La colère est une émotion souvent mal perçue, mais elle joue un rôle clé dans le développement de l’enfant et dans la vie de l’être humain. Elle a plusieurs fonctions qui seront vues dans cet article. Étant donné que c’est une émotion perçue comme étant désagréable et qui entraine des comportements non acceptables socialement, les méthodes éducatives d’autrefois tendaient au refoulement de cette émotion :
- ‘’Va dans ta chambre, tu reviendras quand tu seras calme’’. (Information enregistrée par l’enfant : ma colère n’est pas acceptable, je me fais rejeter lorsque je suis en colère).
- ''Arrête tout de suite, sinon tu n’auras pas (activité, écrans, privilège prévu, etc.)''. (Information enregistrée par l’enfant : ma colère n’est pas acceptable, je suis puni lorsque je suis en colère).

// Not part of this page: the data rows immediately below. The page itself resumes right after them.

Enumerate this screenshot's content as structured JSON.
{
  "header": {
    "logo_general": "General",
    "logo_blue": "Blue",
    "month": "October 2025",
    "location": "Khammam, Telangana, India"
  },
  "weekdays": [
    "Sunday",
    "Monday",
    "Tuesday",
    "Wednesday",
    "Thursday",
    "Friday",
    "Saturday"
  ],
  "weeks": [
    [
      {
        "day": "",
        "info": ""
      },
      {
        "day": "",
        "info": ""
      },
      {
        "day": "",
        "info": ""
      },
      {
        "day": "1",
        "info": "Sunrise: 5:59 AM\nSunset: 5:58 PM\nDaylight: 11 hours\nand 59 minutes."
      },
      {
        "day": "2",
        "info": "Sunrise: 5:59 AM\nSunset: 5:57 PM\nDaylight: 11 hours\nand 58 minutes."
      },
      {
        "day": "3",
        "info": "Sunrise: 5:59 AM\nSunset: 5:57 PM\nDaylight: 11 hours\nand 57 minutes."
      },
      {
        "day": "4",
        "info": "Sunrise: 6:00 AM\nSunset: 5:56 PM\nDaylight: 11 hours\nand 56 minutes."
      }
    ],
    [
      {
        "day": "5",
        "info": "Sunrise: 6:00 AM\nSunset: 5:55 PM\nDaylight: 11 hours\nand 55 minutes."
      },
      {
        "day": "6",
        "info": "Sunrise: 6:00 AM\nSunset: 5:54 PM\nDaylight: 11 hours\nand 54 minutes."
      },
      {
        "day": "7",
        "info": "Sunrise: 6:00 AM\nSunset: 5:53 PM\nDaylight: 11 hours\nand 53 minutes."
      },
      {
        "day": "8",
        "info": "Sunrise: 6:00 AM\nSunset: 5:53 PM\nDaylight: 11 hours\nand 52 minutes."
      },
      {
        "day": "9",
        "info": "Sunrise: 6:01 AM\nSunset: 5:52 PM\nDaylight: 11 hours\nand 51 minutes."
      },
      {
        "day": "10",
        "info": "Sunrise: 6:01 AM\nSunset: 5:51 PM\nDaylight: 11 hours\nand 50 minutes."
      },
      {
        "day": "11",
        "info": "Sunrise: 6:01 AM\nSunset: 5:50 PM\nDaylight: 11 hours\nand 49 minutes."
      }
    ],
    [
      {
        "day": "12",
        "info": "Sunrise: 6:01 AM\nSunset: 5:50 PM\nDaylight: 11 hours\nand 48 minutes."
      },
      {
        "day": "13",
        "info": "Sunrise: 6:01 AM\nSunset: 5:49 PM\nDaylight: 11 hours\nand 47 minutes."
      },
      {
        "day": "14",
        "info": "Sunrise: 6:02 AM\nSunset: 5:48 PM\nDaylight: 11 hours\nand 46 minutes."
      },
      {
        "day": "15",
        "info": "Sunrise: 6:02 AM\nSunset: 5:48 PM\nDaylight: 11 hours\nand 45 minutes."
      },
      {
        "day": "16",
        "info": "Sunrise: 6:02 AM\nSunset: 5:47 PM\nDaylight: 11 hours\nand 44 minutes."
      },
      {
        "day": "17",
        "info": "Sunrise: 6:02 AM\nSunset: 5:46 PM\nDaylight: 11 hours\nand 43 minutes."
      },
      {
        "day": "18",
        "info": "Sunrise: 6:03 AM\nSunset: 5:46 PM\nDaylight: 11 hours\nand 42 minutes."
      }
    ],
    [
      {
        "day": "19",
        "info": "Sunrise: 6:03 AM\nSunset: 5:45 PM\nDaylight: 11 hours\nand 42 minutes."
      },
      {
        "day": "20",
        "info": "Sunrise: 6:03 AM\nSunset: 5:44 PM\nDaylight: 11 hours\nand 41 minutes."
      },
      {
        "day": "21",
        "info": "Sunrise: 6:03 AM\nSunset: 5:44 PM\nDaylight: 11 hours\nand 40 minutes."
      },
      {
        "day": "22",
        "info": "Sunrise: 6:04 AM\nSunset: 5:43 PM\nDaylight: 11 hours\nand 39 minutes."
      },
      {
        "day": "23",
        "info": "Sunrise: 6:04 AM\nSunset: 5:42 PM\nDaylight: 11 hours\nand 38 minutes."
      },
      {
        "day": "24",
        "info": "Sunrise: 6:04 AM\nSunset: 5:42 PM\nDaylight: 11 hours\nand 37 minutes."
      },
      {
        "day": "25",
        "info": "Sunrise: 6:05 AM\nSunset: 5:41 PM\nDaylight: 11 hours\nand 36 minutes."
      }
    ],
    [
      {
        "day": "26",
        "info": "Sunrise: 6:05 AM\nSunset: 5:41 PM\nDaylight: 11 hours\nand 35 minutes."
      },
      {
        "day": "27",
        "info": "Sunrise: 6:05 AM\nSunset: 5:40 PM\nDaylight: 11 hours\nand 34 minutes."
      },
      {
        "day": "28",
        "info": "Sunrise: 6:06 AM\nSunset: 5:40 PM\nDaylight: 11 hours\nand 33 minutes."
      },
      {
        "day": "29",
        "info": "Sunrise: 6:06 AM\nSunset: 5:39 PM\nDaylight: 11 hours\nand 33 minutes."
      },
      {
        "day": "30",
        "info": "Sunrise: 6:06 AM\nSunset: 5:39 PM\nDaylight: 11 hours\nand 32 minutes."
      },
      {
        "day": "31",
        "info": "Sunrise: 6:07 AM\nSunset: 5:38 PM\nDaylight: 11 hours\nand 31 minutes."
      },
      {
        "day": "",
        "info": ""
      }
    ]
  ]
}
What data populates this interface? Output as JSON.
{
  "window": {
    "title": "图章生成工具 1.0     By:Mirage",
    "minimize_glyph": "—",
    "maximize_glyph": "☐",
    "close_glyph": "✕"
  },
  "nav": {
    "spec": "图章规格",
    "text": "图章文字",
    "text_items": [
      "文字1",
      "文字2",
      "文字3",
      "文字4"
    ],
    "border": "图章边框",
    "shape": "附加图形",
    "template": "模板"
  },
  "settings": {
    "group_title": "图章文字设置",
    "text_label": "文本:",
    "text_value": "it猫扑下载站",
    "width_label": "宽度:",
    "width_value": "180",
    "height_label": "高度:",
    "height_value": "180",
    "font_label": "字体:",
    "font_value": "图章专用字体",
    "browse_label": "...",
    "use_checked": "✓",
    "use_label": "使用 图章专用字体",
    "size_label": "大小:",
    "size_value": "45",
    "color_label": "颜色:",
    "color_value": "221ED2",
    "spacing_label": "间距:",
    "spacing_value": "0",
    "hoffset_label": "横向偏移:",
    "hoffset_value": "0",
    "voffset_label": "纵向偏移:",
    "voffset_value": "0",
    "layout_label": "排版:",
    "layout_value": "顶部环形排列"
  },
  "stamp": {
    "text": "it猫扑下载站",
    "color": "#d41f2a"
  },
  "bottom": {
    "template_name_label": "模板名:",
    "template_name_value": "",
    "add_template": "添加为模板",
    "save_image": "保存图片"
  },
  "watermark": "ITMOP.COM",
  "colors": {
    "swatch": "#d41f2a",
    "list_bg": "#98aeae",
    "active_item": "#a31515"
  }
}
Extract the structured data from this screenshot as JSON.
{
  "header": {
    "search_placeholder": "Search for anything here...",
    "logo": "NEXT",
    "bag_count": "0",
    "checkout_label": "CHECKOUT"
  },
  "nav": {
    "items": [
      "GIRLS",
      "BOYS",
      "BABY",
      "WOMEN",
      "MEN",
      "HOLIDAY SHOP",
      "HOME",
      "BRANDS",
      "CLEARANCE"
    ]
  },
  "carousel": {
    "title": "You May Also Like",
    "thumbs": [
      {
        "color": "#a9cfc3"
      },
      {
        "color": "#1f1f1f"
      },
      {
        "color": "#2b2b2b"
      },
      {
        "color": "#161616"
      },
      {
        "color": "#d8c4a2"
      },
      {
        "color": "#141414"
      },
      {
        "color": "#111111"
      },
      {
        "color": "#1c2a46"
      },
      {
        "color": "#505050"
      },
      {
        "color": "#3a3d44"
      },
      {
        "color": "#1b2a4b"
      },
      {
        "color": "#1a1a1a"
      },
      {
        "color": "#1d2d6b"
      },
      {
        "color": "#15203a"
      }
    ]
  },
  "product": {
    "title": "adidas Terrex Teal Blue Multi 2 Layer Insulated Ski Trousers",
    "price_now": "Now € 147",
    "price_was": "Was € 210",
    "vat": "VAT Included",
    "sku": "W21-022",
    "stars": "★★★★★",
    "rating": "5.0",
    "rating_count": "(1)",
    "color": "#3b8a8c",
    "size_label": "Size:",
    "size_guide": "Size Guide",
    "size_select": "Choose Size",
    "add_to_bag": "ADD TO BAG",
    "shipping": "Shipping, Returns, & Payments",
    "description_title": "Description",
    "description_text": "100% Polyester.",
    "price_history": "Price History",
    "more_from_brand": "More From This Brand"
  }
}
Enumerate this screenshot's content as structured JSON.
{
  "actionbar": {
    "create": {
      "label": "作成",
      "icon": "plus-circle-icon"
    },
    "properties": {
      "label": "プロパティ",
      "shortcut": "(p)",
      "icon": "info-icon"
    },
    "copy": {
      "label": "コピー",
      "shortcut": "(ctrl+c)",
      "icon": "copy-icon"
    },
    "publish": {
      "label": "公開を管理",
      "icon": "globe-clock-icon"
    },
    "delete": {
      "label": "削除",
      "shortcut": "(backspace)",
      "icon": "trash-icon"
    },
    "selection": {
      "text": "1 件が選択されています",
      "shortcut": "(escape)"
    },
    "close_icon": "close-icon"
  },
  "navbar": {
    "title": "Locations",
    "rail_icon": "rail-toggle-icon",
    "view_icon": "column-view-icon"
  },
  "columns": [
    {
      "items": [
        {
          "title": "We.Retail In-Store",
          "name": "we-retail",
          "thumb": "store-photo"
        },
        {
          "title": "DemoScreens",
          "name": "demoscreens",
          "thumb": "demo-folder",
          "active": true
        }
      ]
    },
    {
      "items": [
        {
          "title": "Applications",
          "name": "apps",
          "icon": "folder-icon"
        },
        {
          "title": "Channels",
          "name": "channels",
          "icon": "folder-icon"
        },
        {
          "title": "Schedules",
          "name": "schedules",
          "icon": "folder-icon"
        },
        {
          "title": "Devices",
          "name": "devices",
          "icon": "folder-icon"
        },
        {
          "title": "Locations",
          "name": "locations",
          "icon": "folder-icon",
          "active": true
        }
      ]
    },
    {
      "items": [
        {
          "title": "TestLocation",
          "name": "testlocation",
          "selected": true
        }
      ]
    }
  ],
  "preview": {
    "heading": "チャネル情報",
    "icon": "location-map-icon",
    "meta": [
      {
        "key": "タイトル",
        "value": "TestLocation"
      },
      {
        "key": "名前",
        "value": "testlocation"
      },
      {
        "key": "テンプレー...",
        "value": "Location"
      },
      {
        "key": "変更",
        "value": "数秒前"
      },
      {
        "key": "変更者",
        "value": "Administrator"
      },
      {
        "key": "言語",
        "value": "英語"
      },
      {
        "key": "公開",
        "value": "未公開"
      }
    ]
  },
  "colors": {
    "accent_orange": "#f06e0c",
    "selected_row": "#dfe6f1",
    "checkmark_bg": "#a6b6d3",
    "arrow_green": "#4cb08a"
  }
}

Bon ok, j’ai dit ‘’autrefois’’ mais toi et moi savons que nous le faisons encore aujourd’hui par réflexe, voulant ‘’bien élever’’ nos enfants ou encore, parce que nous n’avons pas d’autres façons de faire pour le moment. Voyons ensemble comment faire pour éviter le refoulement et en arriver à une acceptation de la colère, tout en enseignant des comportements adaptés aux enfants.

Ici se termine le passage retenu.